本發明涉及一種1,3,3,4,4,5,5-七氟環戊烯的制備方法,尤其涉及一種以1,2-二氯六氟環戊烯為起始原料,先在氫化催化劑存在下發生選擇性氫化反應得到1-氯-3,3,4,4,5,5-六氟環戊烯,再在氟化催化劑存在下與氟化氫發生氣相氟-氯交換反應得到1,3,3,4,4,5,5-七氟環戊烯的制備方法。
背景技術:
截至目前,日本瑞翁公司共公開了三條合成路線。第一條合成路線是在日本專利japanpatent2011-105625中報道的,即:以八氟環戊烷為原料,經過第一步液相脫氟化氫、第二步液相異構化共兩步反應合成f7e,其中,第一步反應的催化劑是四(正丁基)溴化銨,溶劑為碳酸鉀水溶液,同時起到除酸hf的作用,45℃反應7小時,得到f7e以及f7e的同分異構體3h-七氟環戊烯以及4h-七氟環戊烯,上述三種異構體的產率之和是97.9%,三者的百分組成依次是89.9%、9.5%、0.6%。第二步反應的催化劑是氟化銫,原料為3h-七氟環戊烯或/和4h-七氟環戊烯,轉化為f7e,當原料為百分組成依次是89.9%、9.5%、0.6%的f7e、3h-七氟環戊烯和4h-七氟環戊烯的混合物,其產物組成為百分組成依次是98.85%、1.12%、0.03%的f7e、3h-七氟環戊烯和4h-七氟環戊烯的混合物。

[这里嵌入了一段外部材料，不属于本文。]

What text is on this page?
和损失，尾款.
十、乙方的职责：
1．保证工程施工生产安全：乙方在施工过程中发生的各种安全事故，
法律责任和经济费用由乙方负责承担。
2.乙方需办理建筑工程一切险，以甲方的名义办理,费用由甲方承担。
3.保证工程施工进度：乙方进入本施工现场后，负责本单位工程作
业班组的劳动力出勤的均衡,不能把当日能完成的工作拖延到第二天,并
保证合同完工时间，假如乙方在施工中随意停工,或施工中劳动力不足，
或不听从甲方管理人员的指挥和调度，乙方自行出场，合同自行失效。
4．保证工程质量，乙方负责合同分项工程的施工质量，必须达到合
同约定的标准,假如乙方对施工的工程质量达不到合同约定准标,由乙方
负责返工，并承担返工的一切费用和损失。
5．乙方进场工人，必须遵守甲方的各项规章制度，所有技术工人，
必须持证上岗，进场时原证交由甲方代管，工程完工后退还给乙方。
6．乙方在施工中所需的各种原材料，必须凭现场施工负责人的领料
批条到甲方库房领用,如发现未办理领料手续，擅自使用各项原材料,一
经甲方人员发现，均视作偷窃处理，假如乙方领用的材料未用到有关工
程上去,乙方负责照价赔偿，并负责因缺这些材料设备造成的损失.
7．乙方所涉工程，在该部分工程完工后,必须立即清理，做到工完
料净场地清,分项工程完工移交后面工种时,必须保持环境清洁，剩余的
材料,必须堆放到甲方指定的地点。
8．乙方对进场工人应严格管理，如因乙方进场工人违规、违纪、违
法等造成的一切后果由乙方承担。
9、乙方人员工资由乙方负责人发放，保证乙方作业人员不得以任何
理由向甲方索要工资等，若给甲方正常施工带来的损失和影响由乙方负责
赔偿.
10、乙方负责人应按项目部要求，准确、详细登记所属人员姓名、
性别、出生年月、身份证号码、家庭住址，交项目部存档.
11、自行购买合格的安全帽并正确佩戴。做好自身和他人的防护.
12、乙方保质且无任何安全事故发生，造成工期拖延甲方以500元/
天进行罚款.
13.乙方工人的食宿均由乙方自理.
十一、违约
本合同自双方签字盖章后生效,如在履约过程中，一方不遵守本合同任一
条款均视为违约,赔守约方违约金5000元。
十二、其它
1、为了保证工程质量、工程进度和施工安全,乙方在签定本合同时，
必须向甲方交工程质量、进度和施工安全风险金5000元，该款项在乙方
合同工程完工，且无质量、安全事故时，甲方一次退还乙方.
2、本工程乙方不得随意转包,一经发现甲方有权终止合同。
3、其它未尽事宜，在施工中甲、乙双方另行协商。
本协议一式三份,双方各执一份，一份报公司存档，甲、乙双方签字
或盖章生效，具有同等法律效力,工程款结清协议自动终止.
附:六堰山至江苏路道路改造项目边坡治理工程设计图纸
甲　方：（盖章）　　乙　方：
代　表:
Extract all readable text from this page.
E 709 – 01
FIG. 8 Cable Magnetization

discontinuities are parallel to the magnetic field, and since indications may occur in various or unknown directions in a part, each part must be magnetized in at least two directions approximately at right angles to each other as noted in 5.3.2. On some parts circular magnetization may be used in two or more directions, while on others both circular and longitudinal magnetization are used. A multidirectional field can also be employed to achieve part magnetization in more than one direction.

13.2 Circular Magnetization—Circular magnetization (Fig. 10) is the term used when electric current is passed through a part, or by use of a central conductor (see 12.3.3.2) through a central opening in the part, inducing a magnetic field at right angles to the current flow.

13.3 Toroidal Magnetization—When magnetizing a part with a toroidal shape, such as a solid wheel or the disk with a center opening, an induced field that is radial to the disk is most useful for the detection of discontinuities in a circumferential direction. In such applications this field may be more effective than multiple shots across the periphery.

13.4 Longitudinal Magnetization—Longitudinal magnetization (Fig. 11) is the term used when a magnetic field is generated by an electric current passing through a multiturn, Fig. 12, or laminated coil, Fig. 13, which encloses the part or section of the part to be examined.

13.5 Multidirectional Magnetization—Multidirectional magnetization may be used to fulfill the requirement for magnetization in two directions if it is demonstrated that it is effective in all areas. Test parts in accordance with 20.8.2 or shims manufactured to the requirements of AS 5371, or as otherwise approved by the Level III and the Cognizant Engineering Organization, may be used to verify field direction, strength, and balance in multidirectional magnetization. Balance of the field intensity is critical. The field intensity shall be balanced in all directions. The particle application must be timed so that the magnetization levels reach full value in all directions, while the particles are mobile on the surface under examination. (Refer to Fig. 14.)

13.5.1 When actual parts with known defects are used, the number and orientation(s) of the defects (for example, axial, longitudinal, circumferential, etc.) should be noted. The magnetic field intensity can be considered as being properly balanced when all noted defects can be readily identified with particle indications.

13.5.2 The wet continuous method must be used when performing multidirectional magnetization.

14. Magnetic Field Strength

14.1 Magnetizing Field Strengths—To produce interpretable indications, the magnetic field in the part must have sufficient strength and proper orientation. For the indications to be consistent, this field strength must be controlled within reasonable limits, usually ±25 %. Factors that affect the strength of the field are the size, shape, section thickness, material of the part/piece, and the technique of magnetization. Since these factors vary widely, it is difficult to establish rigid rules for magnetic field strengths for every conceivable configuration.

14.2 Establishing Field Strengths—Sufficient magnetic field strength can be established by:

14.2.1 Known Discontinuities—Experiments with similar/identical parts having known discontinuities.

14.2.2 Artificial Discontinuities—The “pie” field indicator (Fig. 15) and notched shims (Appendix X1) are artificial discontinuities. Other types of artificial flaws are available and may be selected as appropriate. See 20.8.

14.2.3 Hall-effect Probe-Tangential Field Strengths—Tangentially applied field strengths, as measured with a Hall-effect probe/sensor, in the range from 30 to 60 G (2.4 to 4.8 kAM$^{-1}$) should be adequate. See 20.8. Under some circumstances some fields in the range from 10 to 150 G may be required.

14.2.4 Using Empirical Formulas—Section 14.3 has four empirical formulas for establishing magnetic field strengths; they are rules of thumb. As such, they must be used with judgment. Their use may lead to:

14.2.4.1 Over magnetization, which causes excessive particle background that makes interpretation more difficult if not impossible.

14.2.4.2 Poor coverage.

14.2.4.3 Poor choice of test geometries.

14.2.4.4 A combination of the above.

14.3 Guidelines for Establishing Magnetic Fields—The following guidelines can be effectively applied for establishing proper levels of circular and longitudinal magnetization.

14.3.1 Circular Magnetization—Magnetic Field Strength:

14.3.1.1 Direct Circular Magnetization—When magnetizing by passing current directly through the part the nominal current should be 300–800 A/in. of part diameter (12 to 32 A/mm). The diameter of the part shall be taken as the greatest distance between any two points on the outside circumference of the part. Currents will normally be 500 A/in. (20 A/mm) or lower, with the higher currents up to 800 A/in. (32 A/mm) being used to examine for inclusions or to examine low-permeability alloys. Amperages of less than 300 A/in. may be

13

第二條合成路線是在日本專利japanpatent2011-144148中報道的,即:以f7a為原料,經過第一步液相氯化、第二步液相脫氯化氫共兩步反應合成f7e。其中,第一步反應采用的氯化試劑是硫酰氯,反應溫度70℃,紫外光照10小時,反應液經氫氧化鈉溶液中和后,處理得到一氯七氟環戊烷,f7a的轉化率為59.8%,對于一氯七氟環戊烷的選擇性為73.9%;第二步反應的催化劑是四(正丁基)溴化銨,溶劑為碳酸鉀水溶液,同時起到除酸hcl的作用,50℃反應5小時,得到f7e;以f7a為計算基準,f7e的總產率為30%。
第三條路線是在世界專利wo1999014173和wo2010007968a1中聯合報道的,即:以1,2-二氯六氟環戊烯為起始原料,首先在氟化催化劑存在下,發生氣相氟-氯交換反應得到1-氯-七氟環戊烯,其產率最高為26.8%(見wo1999014173中實施例11);然后在氫化催化劑存在下,1-氯七氟環戊烯與氫氣發生氣相催化氫化反應,合成f7e,其單程產率最高為67.3%(見wo2010007968a1中實施例3)。以1,2-二氯六氟環戊烯為計算基準,該路線的f7e的單程產率最高為18%。
上述現有技術存在以下問題:首先,前兩條路線的原料八氟環戊烷或者七氟環戊烷不易得到,而且價格昂貴,不適合用來作為反應原料。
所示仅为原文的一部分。